2-3 The Woman said to the serpent, “Not at all. We can eat from the trees in the garden. It’s only about the tree in the middle of the garden that God said, ‘Don’t eat from it; don’t even touch it or you’ll die.’”

4-5 The serpent told the Woman, “You won’t die. God knows that the moment you eat from that tree, you’ll see what’s really going on. You’ll be just like God, knowing everything, ranging all the way from good to evil.”

6 When the Woman saw that the tree looked like good eating and realized what she would get out of it—she’d know everything!—she took and ate the fruit and then gave some to her husband, and he ate. (THE MESSAGE)

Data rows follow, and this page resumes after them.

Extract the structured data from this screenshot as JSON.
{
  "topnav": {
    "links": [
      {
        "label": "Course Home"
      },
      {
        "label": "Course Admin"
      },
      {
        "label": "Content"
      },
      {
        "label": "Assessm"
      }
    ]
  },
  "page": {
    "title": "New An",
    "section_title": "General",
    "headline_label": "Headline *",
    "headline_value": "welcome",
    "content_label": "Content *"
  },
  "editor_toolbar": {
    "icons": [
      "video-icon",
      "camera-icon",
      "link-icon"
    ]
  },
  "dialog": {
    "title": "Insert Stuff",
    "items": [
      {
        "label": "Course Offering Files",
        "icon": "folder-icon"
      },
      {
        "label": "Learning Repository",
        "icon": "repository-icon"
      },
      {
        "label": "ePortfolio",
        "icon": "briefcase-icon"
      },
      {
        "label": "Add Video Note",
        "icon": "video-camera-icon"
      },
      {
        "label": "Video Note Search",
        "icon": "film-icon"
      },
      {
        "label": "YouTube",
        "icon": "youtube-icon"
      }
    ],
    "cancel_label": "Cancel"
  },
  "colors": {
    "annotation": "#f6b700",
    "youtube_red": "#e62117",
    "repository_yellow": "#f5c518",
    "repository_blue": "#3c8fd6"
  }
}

The evil one doesn’t usually attack us head on. He knows many of us will not succumb to crudity. So he might not whisper in our ear that we do something wicked. Rather he will seek to persuade us that what we have in mind is not really wicked at all. He will not tell us to hate God but rather plead to our sense of self-sufficiency that we can make our own decisions independently of God.

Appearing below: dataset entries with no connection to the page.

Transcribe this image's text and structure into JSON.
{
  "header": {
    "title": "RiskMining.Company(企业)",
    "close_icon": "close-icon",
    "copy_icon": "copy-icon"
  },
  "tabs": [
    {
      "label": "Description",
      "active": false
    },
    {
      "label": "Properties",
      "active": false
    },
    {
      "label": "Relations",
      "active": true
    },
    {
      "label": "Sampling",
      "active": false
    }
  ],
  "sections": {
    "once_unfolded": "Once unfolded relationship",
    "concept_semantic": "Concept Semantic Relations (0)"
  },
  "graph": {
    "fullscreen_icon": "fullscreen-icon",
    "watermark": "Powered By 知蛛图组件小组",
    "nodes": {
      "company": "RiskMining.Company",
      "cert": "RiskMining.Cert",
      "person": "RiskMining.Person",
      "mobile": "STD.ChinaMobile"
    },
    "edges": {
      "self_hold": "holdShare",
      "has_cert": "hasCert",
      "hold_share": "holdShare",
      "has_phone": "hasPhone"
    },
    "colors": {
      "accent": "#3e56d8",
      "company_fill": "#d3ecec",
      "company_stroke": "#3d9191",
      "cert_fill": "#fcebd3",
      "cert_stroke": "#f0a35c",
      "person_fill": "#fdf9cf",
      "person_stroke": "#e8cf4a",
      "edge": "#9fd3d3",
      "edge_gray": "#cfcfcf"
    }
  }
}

This is what happened in the Garden of Eden. Eating a bit of fruit is not in itself a sin. What made it a sin was that God said not to do it. He could just as easily have said to Adam, “Don’t cross that river” or “Don’t dig that hole”. It was God’s way of reminding them that he was God and had the right to set the rules under which his human creations would live.

Satan, on the other hand, urges Eve not to let God push her around and keep her in subservience. Don’t let God tell you what is good and what is evil. You choose. Which is a far more seductive proposition than urging her to get in touch with her wicked, darker self.

It is also a lie. Satan lies when he suggests life is better free of God’s oversight, when he suggests we can establish our own rules. A lie is still a lie even if it sounds good. And of course all temptation appears attractive, otherwise we would not be tempted. We resist temptation not by logical debate with the tempter, but by prayerful dependence on the one who has beaten him.